Recensione di “Ma gli androidi sognano pecore elettriche?” di Philip K. Dick a cura di Fabio

pdickMi sono deciso dopo tanti anni a leggere il libro da cui è stato tratto il film Blade Runner.

Quello che mi ha trattenuto tutto questo tempo è la paura.

I personaggi e l’atmosfera di Blade Runner mi hanno colpito così profondamente che una rilettura, una messa in discussione, una differenza, una delusione, sarebbero state insopportabili.

E poi il titolo “Ma gli androidi sognano pecore elettriche?”.. Non ci sono pecore nel film, tantomeno elettriche, no, decisamente troppo rischioso.

Ma si sa il tempo ci cambia, smussa gli angoli troppo acuti, ammorbidisce i muscoli troppo tesi, fa venire voglia di cambiare, di vedere il mondo in un altro modo, anche a costo di rischiare.
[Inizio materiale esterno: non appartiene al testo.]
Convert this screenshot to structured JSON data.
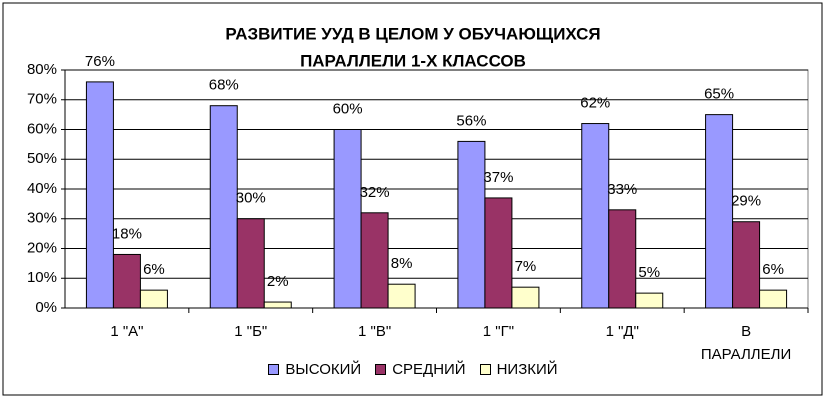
{
  "chart_data": {
    "type": "bar",
    "title": [
      "РАЗВИТИЕ УУД В ЦЕЛОМ У ОБУЧАЮЩИХСЯ",
      "ПАРАЛЛЕЛИ 1-Х КЛАССОВ"
    ],
    "categories": [
      "1 \"А\"",
      "1 \"Б\"",
      "1 \"В\"",
      "1 \"Г\"",
      "1 \"Д\"",
      "В ПАРАЛЛЕЛИ"
    ],
    "series": [
      {
        "name": "ВЫСОКИЙ",
        "color": "#9999ff",
        "values": [
          76,
          68,
          60,
          56,
          62,
          65
        ],
        "value_labels": [
          "76%",
          "68%",
          "60%",
          "56%",
          "62%",
          "65%"
        ]
      },
      {
        "name": "СРЕДНИЙ",
        "color": "#993366",
        "values": [
          18,
          30,
          32,
          37,
          33,
          29
        ],
        "value_labels": [
          "18%",
          "30%",
          "32%",
          "37%",
          "33%",
          "29%"
        ]
      },
      {
        "name": "НИЗКИЙ",
        "color": "#ffffcc",
        "values": [
          6,
          2,
          8,
          7,
          5,
          6
        ],
        "value_labels": [
          "6%",
          "2%",
          "8%",
          "7%",
          "5%",
          "6%"
        ]
      }
    ],
    "ylim": [
      0,
      80
    ],
    "yticks": [
      {
        "value": 0,
        "label": "0%"
      },
      {
        "value": 10,
        "label": "10%"
      },
      {
        "value": 20,
        "label": "20%"
      },
      {
        "value": 30,
        "label": "30%"
      },
      {
        "value": 40,
        "label": "40%"
      },
      {
        "value": 50,
        "label": "50%"
      },
      {
        "value": 60,
        "label": "60%"
      },
      {
        "value": 70,
        "label": "70%"
      },
      {
        "value": 80,
        "label": "80%"
      }
    ],
    "grid": true,
    "legend": "bottom"
  }
}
Ed è stato così che ho messo in gioco la visione della città sempre affollata e piovosa, gli androidi, Rick Deckard e tutti gli altri personaggi: hanno ripreso una nuova vita, ho iniziato il libro.

Androidi, pecore elettriche, laser, c’è tutto quello che un amante della SF può desiderare ma queste cose sono solo strumenti, colori nelle mani di un pittore, quello di cui si parla veramente è l’uomo, le sue percezioni, le sue emozioni, i suoi desideri più profondi, il senso della realtà e dell’empatia.

I personaggi si muovono fluidi in un mondo pieno di sfide e contraddizioni e lottano per tenersi aggrappati alla propria unmanità, lottano per non smarrire il senso della propria esistenza.

Cos’è la realtà? Cos’è che rende vivo un uomo? Da dove nasce il valore immenso che attribuiamo all’essere umano rispetto ad una macchina incredibilmente sofisticata?

Questa è la sfida intellettuale che ci pone Philip K. Dick, siete pronti a raccoglierla?